Dans une autre affaire, la DZ Mafia, l’une des organisations qui gère les points de deal de la métropole phocéenne, a publié une vidéo dans laquelle elle se disait sans rapport avec le meurtre d’un chauffeur de VTC commis par un garçon de 14 ans. « De nombreux cartels mexicains communiquent ainsi, en revendiquant un crime ou, au contraire, en se disculpant. Tout ce dont ils avaient besoin, c’était d’armes. Au Mexique, les individus disposent parfois de lance-roquettes ou d’autres armes lourdes», constate le journaliste. Il constate également que « les gangs en France – on ne peut pas encore vraiment parler de cartels – pratiquent de plus en plus le kidnapping, ce qui est une pratique très mexicaine ». Il note que « la narcoculture latina s’est répandue notamment avec les séries Netflix comme Narcos dont les criminels s’inspirent.

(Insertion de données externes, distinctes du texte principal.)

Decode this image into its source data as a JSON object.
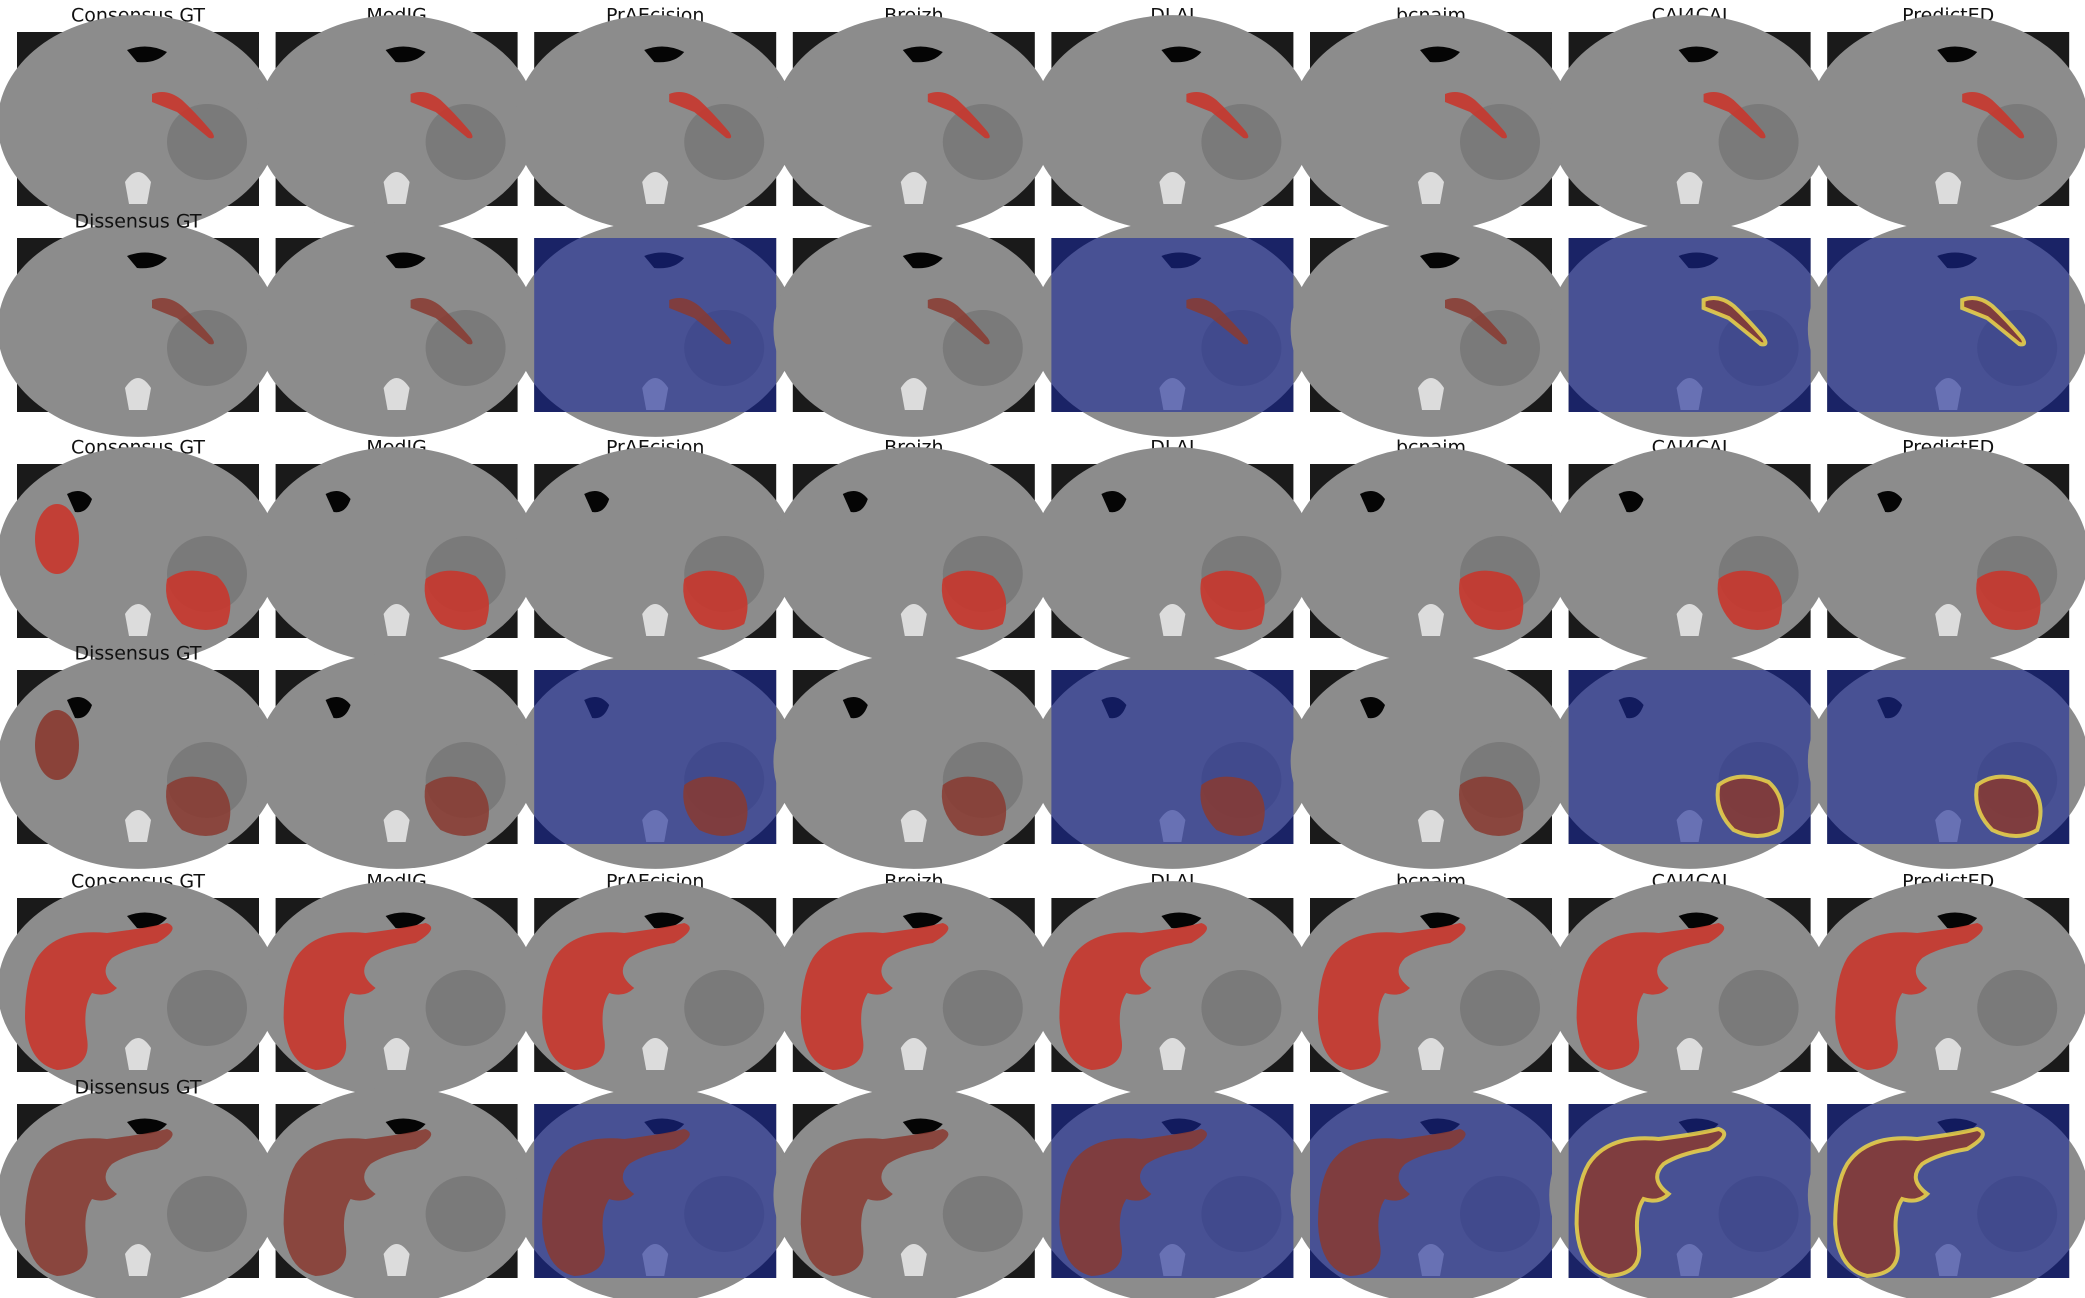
{
  "groups": [
    {
      "columns": [
        "Consensus GT",
        "MedIG",
        "PrAEcision",
        "Breizh",
        "DLAI",
        "bcnaim",
        "CAI4CAI",
        "PredictED"
      ],
      "dissensus_label": "Dissensus GT"
    },
    {
      "columns": [
        "Consensus GT",
        "MedIG",
        "PrAEcision",
        "Breizh",
        "DLAI",
        "bcnaim",
        "CAI4CAI",
        "PredictED"
      ],
      "dissensus_label": "Dissensus GT"
    },
    {
      "columns": [
        "Consensus GT",
        "MedIG",
        "PrAEcision",
        "Breizh",
        "DLAI",
        "bcnaim",
        "CAI4CAI",
        "PredictED"
      ],
      "dissensus_label": "Dissensus GT"
    }
  ]
}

La France, conclut-il, « n’est pas un narco-Etat (…) Nous ne sommes pas dans la situation du Mexique. Mais si nous ne faisons rien, nous pourrions y être dans quelques années. » Il regrette que la réponse soit souvent policière ou judiciaire, alors qu’elle devrait être « beaucoup plus globale ». Le « totalement répressif » semble, des deux côtés de l’océan, montrer ses limites, avec « des incidences et des conséquences dramatiques ».

*  » Cartels, Voyage au pays des Narcos », de Frédéric Saliba, paru le 4 septembre 2024 aux Editions du Rocher, 416 pages, 19,90 euros.